Have you heard of the PHL Participatory Design Lab?

It’s not a lab in the traditional sense — we’re not wearing white coats or holding beakers — instead, we’re a small team of six City of Philadelphia employees using research and data to improve how the City interacts with residents.

Over the next 12 months, we’ll be redesigning City services to benefit the most important people — our residents!

The program is made possible thanks to a Knight Cities Challenge award from the John S. and James L. Knight Foundation.

Here are 5 other things you should know about the PHL Participatory Design Lab.

1. The work will be participatory.

This means that the Design Lab team will work with City departments, organizations, and residents to improve services together. We believe that people closest to a service problem are closest to the solutions.

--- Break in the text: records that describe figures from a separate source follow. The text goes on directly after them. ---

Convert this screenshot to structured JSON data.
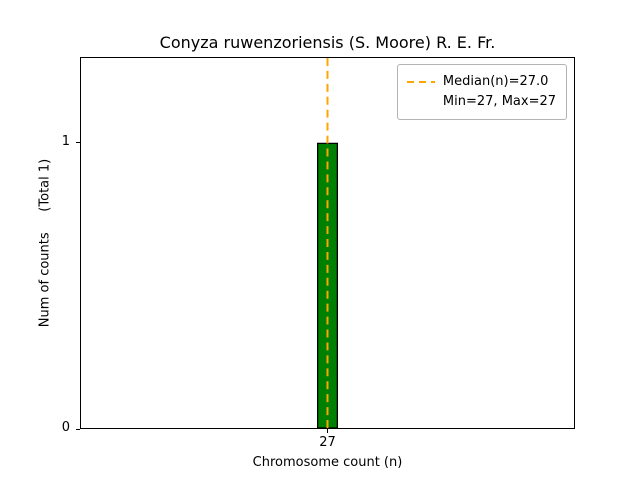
{
  "chart_data": {
    "type": "bar",
    "title": "Conyza ruwenzoriensis (S. Moore) R. E. Fr.",
    "xlabel": "Chromosome count (n)",
    "ylabel": "Num of counts     (Total 1)",
    "x": [
      27
    ],
    "values": [
      1
    ],
    "bar_width": 0.8,
    "bar_color": "#008000",
    "bar_edge_color": "#000000",
    "median": 27.0,
    "min": 27,
    "max": 27,
    "median_line_color": "#FFA500",
    "xlim": [
      17,
      37
    ],
    "ylim": [
      0,
      1.3
    ],
    "xticks": [
      27
    ],
    "yticks": [
      0,
      1
    ],
    "grid": false,
    "legend": {
      "position": "upper right",
      "entries": [
        {
          "marker": "dashed-line",
          "color": "#FFA500",
          "label": "Median(n)=27.0"
        },
        {
          "marker": "none",
          "color": "",
          "label": "Min=27, Max=27"
        }
      ]
    }
  }
}
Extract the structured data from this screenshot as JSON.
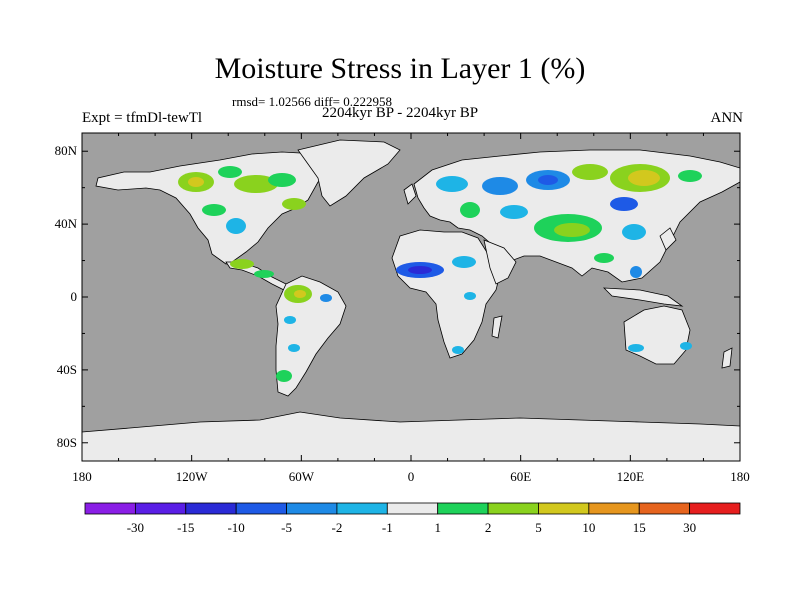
{
  "map": {
    "title": "Moisture Stress in Layer 1 (%)",
    "stats": "rmsd= 1.02566 diff= 0.222958",
    "period": "2204kyr BP - 2204kyr BP",
    "experiment": "Expt = tfmDl-tewTl",
    "season": "ANN",
    "lat_ticks": [
      "80N",
      "40N",
      "0",
      "40S",
      "80S"
    ],
    "lon_ticks": [
      "180",
      "120W",
      "60W",
      "0",
      "60E",
      "120E",
      "180"
    ],
    "ocean_color": "#a0a0a0",
    "land_color": "#ebebeb",
    "coast_color": "#000000"
  },
  "colorbar": {
    "labels": [
      "-30",
      "-15",
      "-10",
      "-5",
      "-2",
      "-1",
      "1",
      "2",
      "5",
      "10",
      "15",
      "30"
    ],
    "colors": [
      "#8a1ee6",
      "#5a1ee6",
      "#2a2ad6",
      "#1e5ae6",
      "#1e8ae6",
      "#1eb4e6",
      "#ebebeb",
      "#1ed25a",
      "#8ad21e",
      "#d2c81e",
      "#e6961e",
      "#e6641e",
      "#e61e1e"
    ]
  }
}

2. The Design Lab team will use social science.

Did you know that you’re more likely to open an envelope with a handwritten address label over one with your computer-printed name? These are the kind of helpful insights that a social scientist can use to nudge residents into taking action. The PHL Participatory Design Lab recently hired a social science fellow, Nathaniel Olin, to advance this effort.

3. The Design Lab team will use service design methods.

Have you ever been frustrated by a service experience? Maybe, a line was too long; or, a customer service representative didn’t have the information you were in search of?  Service designers look at these experiences from beginning to end to understand what works and doesn’t. With that understanding, they design improvements with those who use, advocate for, and deliver services. The Lab recently hired Devika Menon as its service design fellow.

4. Two City departments are currently partnering with the PHL Participatory Design Lab.

The Office of Homeless Services and the Department of Revenue are the first City agencies to partner with the Lab. In Revenue’s case, the Lab will help improve the Owner-Occupied Payment Agreement program, which helps homeowners make affordable monthly payments on property taxes that are past due. For the Office of Homeless Services, the Lab is looking at the agency’s centralized homeless intake system, which provides short-term emergency housing for individuals and families.

5. Two women lead the PHL Participatory Design Lab.

The Office of Open Data and Digital Transformation (ODDT) and the Mayor’s Policy Office accepted the Knight Cities Challenge award in the summer of 2017. Liana Dragoman, Service Design Practice Lead and Deputy Director in ODDT , and Anjali Chainani, Director of Policy in the Mayor’s Office, will be the fearless leaders of this work throughout 2018!